Fast-CrewAI provides advanced task execution with dependency tracking, topological sorting, and parallel scheduling via Tokio.

Overview

Feature Benefit
Dependency Tracking Automatic task ordering
Topological Sort Optimal execution order (Kahn's algorithm)
Cycle Detection Catch circular dependencies
Parallel Scheduling Concurrent execution via Tokio

Basic Usage

from fast_crewai import AcceleratedTaskExecutor

executor = AcceleratedTaskExecutor(use_rust=True)

# Register tasks with dependencies
executor.register_task("fetch_data", dependencies=[])
executor.register_task("clean_data", dependencies=["fetch_data"])
executor.register_task("analyze", dependencies=["clean_data"])
executor.register_task("visualize", dependencies=["clean_data"])
executor.register_task("report", dependencies=["analyze", "visualize"])
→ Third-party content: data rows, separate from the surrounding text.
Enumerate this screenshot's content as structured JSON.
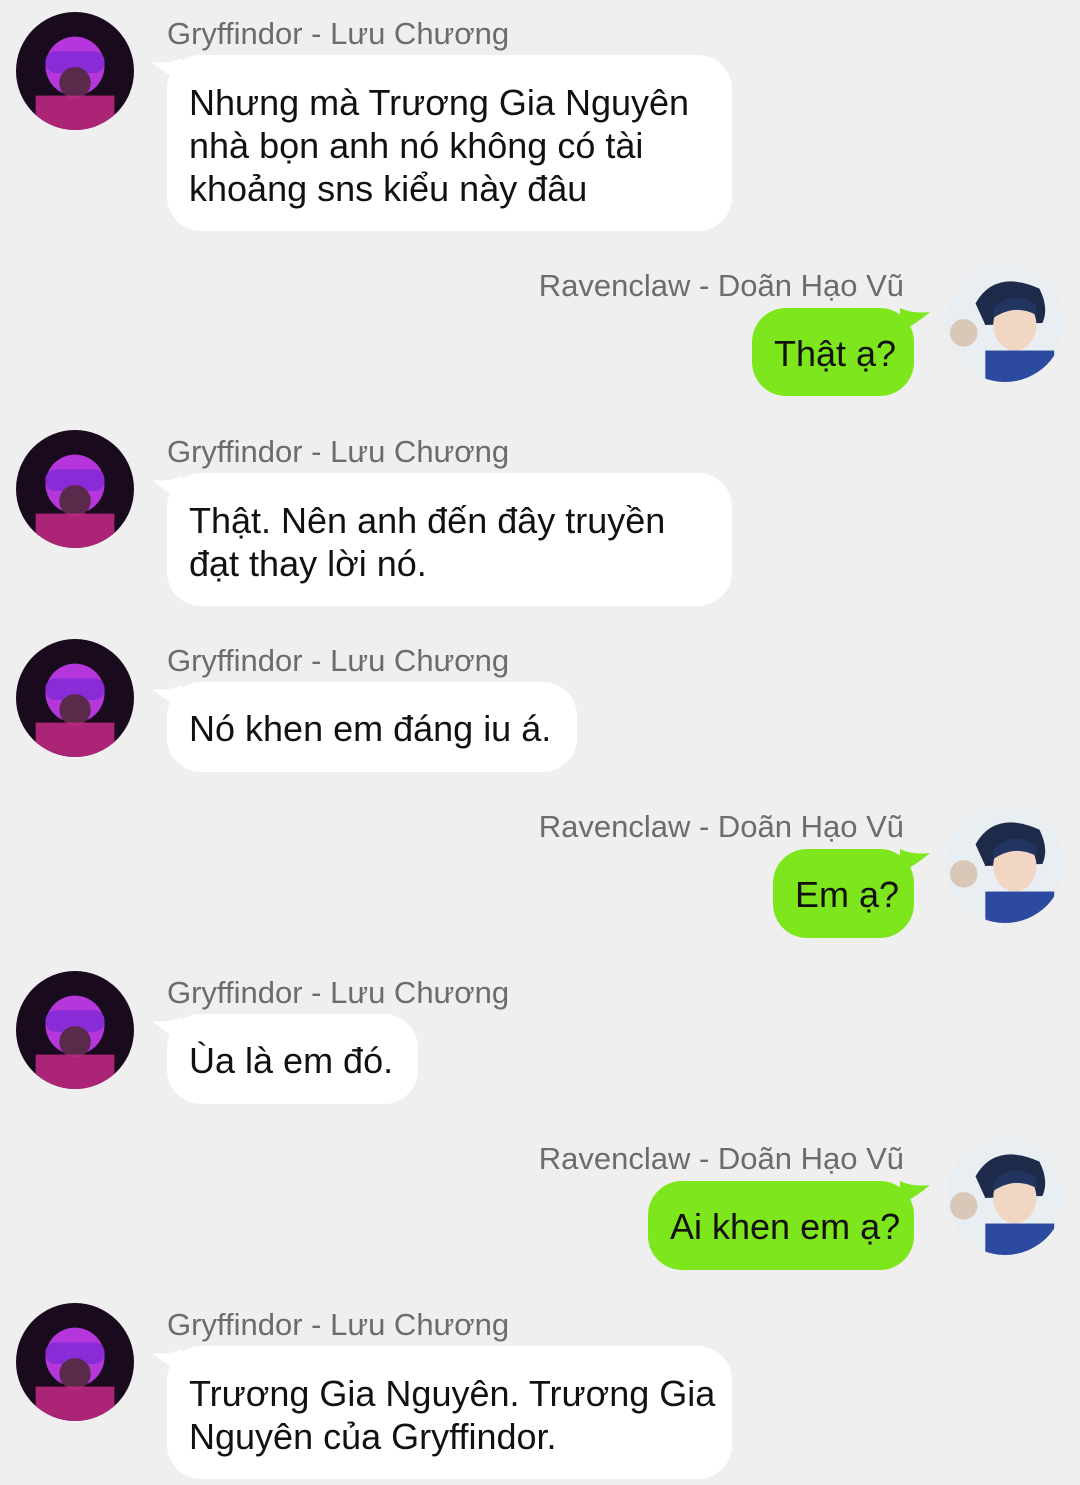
{
  "chat": {
    "messages": [
      {
        "sender": "Gryffindor - Lưu Chương",
        "side": "in",
        "lines": [
          "Nhưng mà Trương Gia Nguyên",
          "nhà bọn anh nó không có tài",
          "khoảng sns kiểu này đâu"
        ]
      },
      {
        "sender": "Ravenclaw - Doãn Hạo Vũ",
        "side": "out",
        "lines": [
          "Thật ạ?"
        ]
      },
      {
        "sender": "Gryffindor - Lưu Chương",
        "side": "in",
        "lines": [
          "Thật. Nên anh đến đây truyền",
          "đạt thay lời nó."
        ]
      },
      {
        "sender": "Gryffindor - Lưu Chương",
        "side": "in",
        "lines": [
          "Nó khen em đáng iu á."
        ]
      },
      {
        "sender": "Ravenclaw - Doãn Hạo Vũ",
        "side": "out",
        "lines": [
          "Em ạ?"
        ]
      },
      {
        "sender": "Gryffindor - Lưu Chương",
        "side": "in",
        "lines": [
          "Ùa là em đó."
        ]
      },
      {
        "sender": "Ravenclaw - Doãn Hạo Vũ",
        "side": "out",
        "lines": [
          "Ai khen em ạ?"
        ]
      },
      {
        "sender": "Gryffindor - Lưu Chương",
        "side": "in",
        "lines": [
          "Trương Gia Nguyên. Trương Gia",
          "Nguyên của Gryffindor."
        ]
      }
    ]
  },
  "colors": {
    "background": "#efefef",
    "incoming_bubble": "#ffffff",
    "outgoing_bubble": "#7ee61c",
    "sender_name": "#6c6c6c"
  },
  "icons": {
    "incoming_avatar": "avatar-hooded-figure-icon",
    "outgoing_avatar": "avatar-dark-hair-portrait-icon"
  }
}
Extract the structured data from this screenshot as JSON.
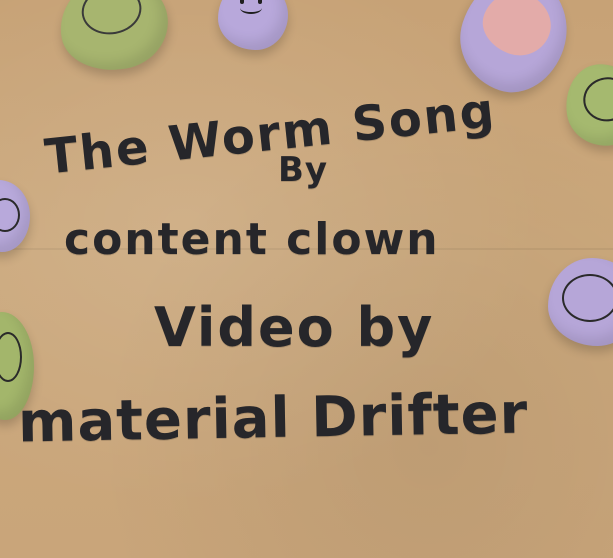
{
  "sign": {
    "line1": "The Worm Song",
    "line2": "By",
    "line3": "content clown",
    "line4": "Video by",
    "line5": "material Drifter"
  },
  "colors": {
    "paper": "#c9a57a",
    "letters": "#26262a",
    "toy_green": "#a6b56d",
    "toy_lavender": "#b6a6d8",
    "toy_pink": "#e2aaa8"
  }
}
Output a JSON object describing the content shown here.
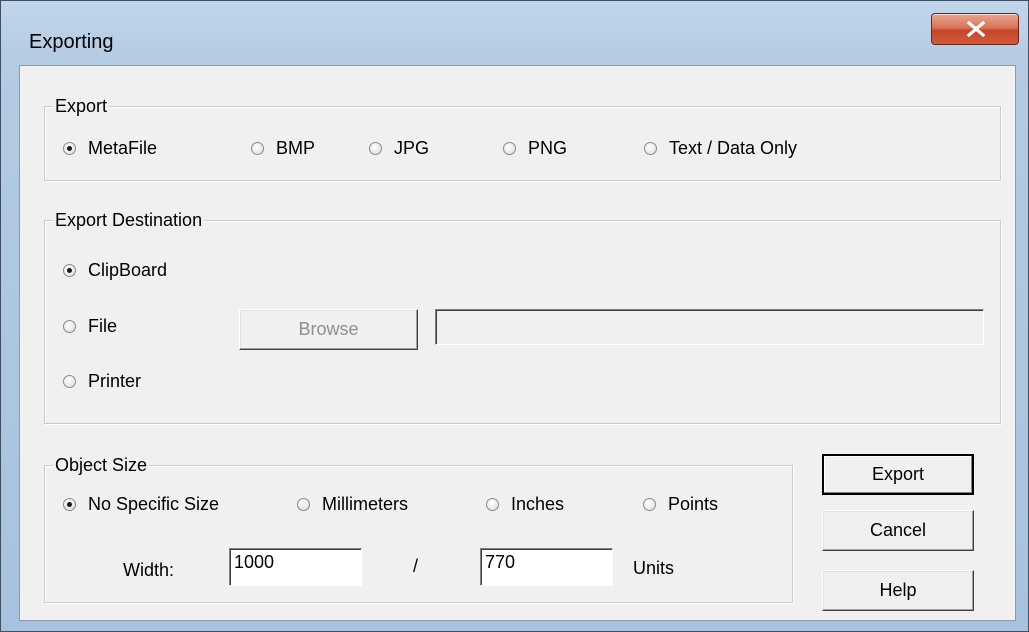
{
  "window": {
    "title": "Exporting"
  },
  "export_group": {
    "title": "Export",
    "options": [
      {
        "label": "MetaFile",
        "checked": true
      },
      {
        "label": "BMP",
        "checked": false
      },
      {
        "label": "JPG",
        "checked": false
      },
      {
        "label": "PNG",
        "checked": false
      },
      {
        "label": "Text / Data Only",
        "checked": false
      }
    ]
  },
  "destination_group": {
    "title": "Export Destination",
    "options": [
      {
        "label": "ClipBoard",
        "checked": true
      },
      {
        "label": "File",
        "checked": false
      },
      {
        "label": "Printer",
        "checked": false
      }
    ],
    "browse_label": "Browse",
    "file_path": ""
  },
  "size_group": {
    "title": "Object Size",
    "options": [
      {
        "label": "No Specific Size",
        "checked": true
      },
      {
        "label": "Millimeters",
        "checked": false
      },
      {
        "label": "Inches",
        "checked": false
      },
      {
        "label": "Points",
        "checked": false
      }
    ],
    "width_label": "Width:",
    "width_value": "1000",
    "separator": "/",
    "height_value": "770",
    "units_label": "Units"
  },
  "buttons": {
    "export": "Export",
    "cancel": "Cancel",
    "help": "Help"
  }
}
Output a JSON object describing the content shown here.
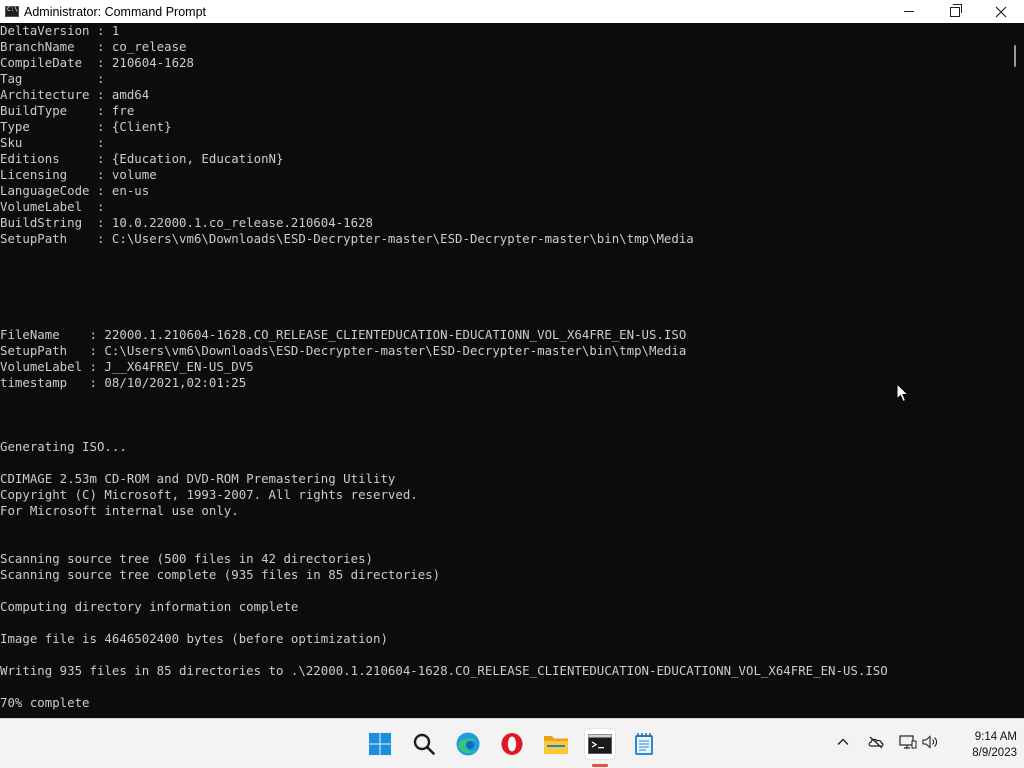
{
  "window": {
    "title": "Administrator: Command Prompt",
    "buttons": {
      "minimize": "—",
      "maximize": "□",
      "close": "✕"
    }
  },
  "console": {
    "lines": [
      "DeltaVersion : 1",
      "BranchName   : co_release",
      "CompileDate  : 210604-1628",
      "Tag          :",
      "Architecture : amd64",
      "BuildType    : fre",
      "Type         : {Client}",
      "Sku          :",
      "Editions     : {Education, EducationN}",
      "Licensing    : volume",
      "LanguageCode : en-us",
      "VolumeLabel  :",
      "BuildString  : 10.0.22000.1.co_release.210604-1628",
      "SetupPath    : C:\\Users\\vm6\\Downloads\\ESD-Decrypter-master\\ESD-Decrypter-master\\bin\\tmp\\Media",
      "",
      "",
      "",
      "",
      "",
      "FileName    : 22000.1.210604-1628.CO_RELEASE_CLIENTEDUCATION-EDUCATIONN_VOL_X64FRE_EN-US.ISO",
      "SetupPath   : C:\\Users\\vm6\\Downloads\\ESD-Decrypter-master\\ESD-Decrypter-master\\bin\\tmp\\Media",
      "VolumeLabel : J__X64FREV_EN-US_DV5",
      "timestamp   : 08/10/2021,02:01:25",
      "",
      "",
      "",
      "Generating ISO...",
      "",
      "CDIMAGE 2.53m CD-ROM and DVD-ROM Premastering Utility",
      "Copyright (C) Microsoft, 1993-2007. All rights reserved.",
      "For Microsoft internal use only.",
      "",
      "",
      "Scanning source tree (500 files in 42 directories)",
      "Scanning source tree complete (935 files in 85 directories)",
      "",
      "Computing directory information complete",
      "",
      "Image file is 4646502400 bytes (before optimization)",
      "",
      "Writing 935 files in 85 directories to .\\22000.1.210604-1628.CO_RELEASE_CLIENTEDUCATION-EDUCATIONN_VOL_X64FRE_EN-US.ISO",
      "",
      "70% complete"
    ]
  },
  "taskbar": {
    "apps": [
      {
        "name": "start-icon"
      },
      {
        "name": "search-icon"
      },
      {
        "name": "edge-icon"
      },
      {
        "name": "opera-icon"
      },
      {
        "name": "file-explorer-icon"
      },
      {
        "name": "command-prompt-icon"
      },
      {
        "name": "notepad-icon"
      }
    ],
    "tray": {
      "chevron": "^",
      "time": "9:14 AM",
      "date": "8/9/2023"
    }
  },
  "colors": {
    "console_bg": "#0c0c0c",
    "console_text": "#cccccc",
    "taskbar_bg": "#f3f3f3",
    "active_indicator": "#e0533c"
  }
}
# Get optimal execution order
order = executor.get_execution_order()
print(f"Execution order: {order}")
# ['fetch_data', 'clean_data', 'analyze', 'visualize', 'report']

With CrewAI

When using the shim, CrewAI tasks are automatically accelerated:

import fast_crewai.shim
from crewai import Agent, Task, Crew

task1 = Task(description="Research", expected_output="Data", agent=agent)
task2 = Task(description="Analyze", expected_output="Analysis", agent=agent)
task3 = Task(description="Report", expected_output="Report", agent=agent)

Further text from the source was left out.